Payal Jain is among the few designers who have driven India’s niche fashion industry of the ’90s towards the grand and glorious world of couture we see today. The prolific designer is known for seamlessly blending Indian craftsmanship with modern-day silhouettes. Each collection in her eponymous brand represents “a Western body with an Indian soul”. This is because the entire world looks at India for its textile heritage and fashion amalgamation, catering to the global audience.
Jain’s engagement with art began early in life, and then transformed into a professional pursuit in the field of fashion. She said, “I have had a childhood steeped in painting, sculpture and music. I went for every art exhibition, every musical concert in town. I took figure drawing classes when I was 10 years old. My sense of proportion, aesthetics and design evolved, growing to a passion for art and architecture. However, once I discovered my love for textiles and crafts, there was no looking back.” Jain believes that fashion is an art form and her seriousness is evidenced by artists, music and architecture serving as inspirations for most of her designs.
Even though Jain was greatly influenced by the works of great couturiers like Madeleine Vionnet, Paul Poiret and Coco Chanel during her college years, upon starting her studio in Delhi, she reconnected with her roots.
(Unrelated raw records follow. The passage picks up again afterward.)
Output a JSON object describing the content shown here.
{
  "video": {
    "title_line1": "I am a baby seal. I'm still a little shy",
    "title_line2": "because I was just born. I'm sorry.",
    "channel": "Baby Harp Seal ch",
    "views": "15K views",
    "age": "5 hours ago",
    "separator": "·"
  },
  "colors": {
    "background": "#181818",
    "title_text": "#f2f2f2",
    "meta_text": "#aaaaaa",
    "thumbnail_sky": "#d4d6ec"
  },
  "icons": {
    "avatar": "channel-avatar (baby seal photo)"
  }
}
Jain feels blessed to have been born an Indian and to have had the opportunity to work with the country’s rich legacy of textiles, embroideries and crafts.
The leading designer has been working to revive the dying crafts of India and has generated employment for neglected weavers and artisans of India. Jain uses their expertise and techniques and integrates them with her designs. She said, “More and more designers are now bringing in traditional techniques and promoting Indian crafts and textiles all over the world, thereby giving livelihood and renewed hope to a fast vanishing community. It is truly up to our generation of designers to bring this rich, varied and unique craft heritage of each of our states to the world, and make sure it translates into income for the revival of these dying traditions.”
Recently, Jain achieved the 25-year milestone in the fashion industry. Jain’s journey has been long and full of challenges. She returned to India from California with a degree in fashion in 1993, only to find that the market was at its nascent stage and the profession—of fashion design—was largely misunderstood.
She said, “In India those days, fashion was just beginning to emerge. When I started my label, fashion was a grossly misunderstood word in most people’s vocabulary. We designers were still treated as glorified tailors and no one understood that there was a skill and education required to pursue a career in fashion. Most people did not understand the role or relevance of fashion. Also, western women’s wear was practically non-existent in our country.”
According to Jain, there has been nothing short of a revolution in India’s fashion scene in the last decade. She has witnessed this firsthand with her active involvement with the Fashion Design Council of India (FDCI). The change in the Indian fashion sensibility has been quite unexpected for Jain, especially the reality of Indian women moving from traditional wear to Western silhouettes.
This development holds significance for Jain as she started designing Western outfits at a stage when it was neither heard of nor appreciated in India. She informed us that when she started her fashion label, most Indians believed that an outfit was “value for money” only if it was a sari or an Indian ensemble, as it would be preserved as an heirloom or passed down the generations. A beautifully draped gown or immaculately constructed suit was never their natural choice and certainly not an expensive one. Western outfits were limited to casual day wear, mostly donned by young people and a select few corporate ladies.
She said, “In those days, there was a minuscule market at best for this marriage between the East and West, but I believed it was my strength that got me through, against all odds. Slowly the customer sensibility evolved in India and from a handful of clients, my label now creates for a large segment of discerning women across the globe.”
From that time, Jain has certainly come a long way, and so has the popularity of her contemporary interpretations of classic Indian wear. Today, her clientele includes trendsetters such as Victoria Beckham, Priyanka Chopra, Deepti Naval and Saina Nehwal among many others.
Jain has also been actively involved with many charities and raises funds to support them through her fashion shows. Last month, she participated in the fashion show “My India, My Pride”, organised by the Delhi-based NGO Tamana and FDCI. Here, 75 differently-abled individuals walked the ramp and the proceeds went to children having special needs. She has also written a book on Fashion Science for XI standard under the CBSE curriculum.
The fashion industry veteran feels deeply about the sustainability movement that the fashion industry is now in the grip of. She said, “Every small step goes a long way and if each one of our design community members makes it a part of their willful and conscious agenda, it will be a huge blessing to our future generations. From fast-fashion trends to the new collection every season, the fashion industry’s exploitative practices are leading to negative impacts every day and every hour. Fashion industry accounts for a large percentage of non-recyclable fabrics and garments. Designers the world over are becoming mindful of this reality and working relentlessly to create sustainable fabrics, reuse and recycle fashion products and experiment with new techniques. Natural and organic fabrics are taking over in a big way and design is becoming more focused on comfort and sustainability.”
Jain concluded with her design philosophy: “Each garment should be a resplendent journey, telling a unique story.” She has certainly seen her vision through and created a label that stands out for its eclectic, elegant and contemporary nature.